Background: Infection with Helicobacter pylori seems overrepresented in Parkinson's disease. Clinical observations suggest a suboptimal treatment effect of levodopa in Helicobacter positive patients.
Objective: Describe and explain the connection between a Helicobacter pylori infection of the upper gut and changes in pharmacokinetics of oral levodopa treatment in Parkinson's disease.
Methods: PubMed, Google Scholar, and Cross Reference search was done using the key words and combined searches: Bioavailability, drug metabolism, dyskinesia, Helicobacter, L-dopa, levodopa, motor control, pharmacodynamics, pharmacokinetics, prevalence, unified Parkinson's disease rating scale.

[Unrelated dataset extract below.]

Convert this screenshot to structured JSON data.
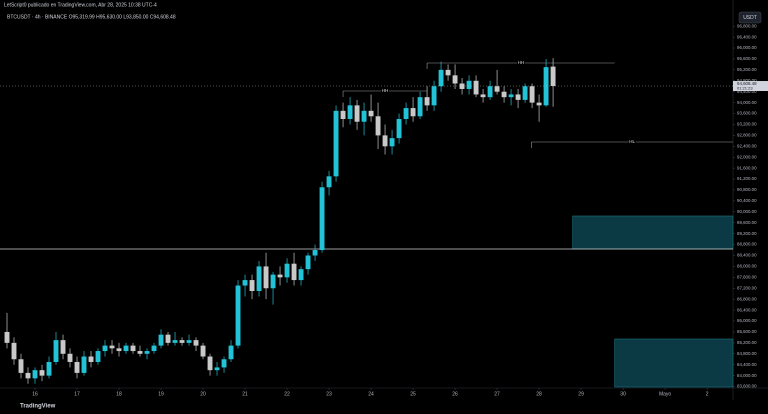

Results: The prevalence of Helicobacter pylori in Parkinson's disease patients is reported to be about 1.6-fold higher than in a control population in some studies. Helicobacter has therefore been assumed to be linked to Parkinson's disease, but the mechanism is unclear. As regards symptoms and treatment, patients with Parkinson's disease on levodopa therapy and with Helicobacter pylori infection display worse motor control than those without Helicobacter infection. Eradication of the infection improves levodopa response in Parkinson's disease, likely as a consequence of an increased oral pre-systemic bioavailability of levodopa, likely to be explained by reduced Helicobacter-dependent levodopa consumption in the stomach. In addition, small intestinal bacterial overgrowth may also have an impact on the therapeutic setting for levodopa treatment but is less well established.
Conclusion: Eradication of Helicobacter pylori improves levodopa bioavailability resulting in improved motor control. Eradication of Helicobacter should be considered in patients with poor symptomatic control and considerable motor fluctuations.
Keywords: Parkinson’s disease; inflammation; levodopa; microbiome; pharmacodynamics.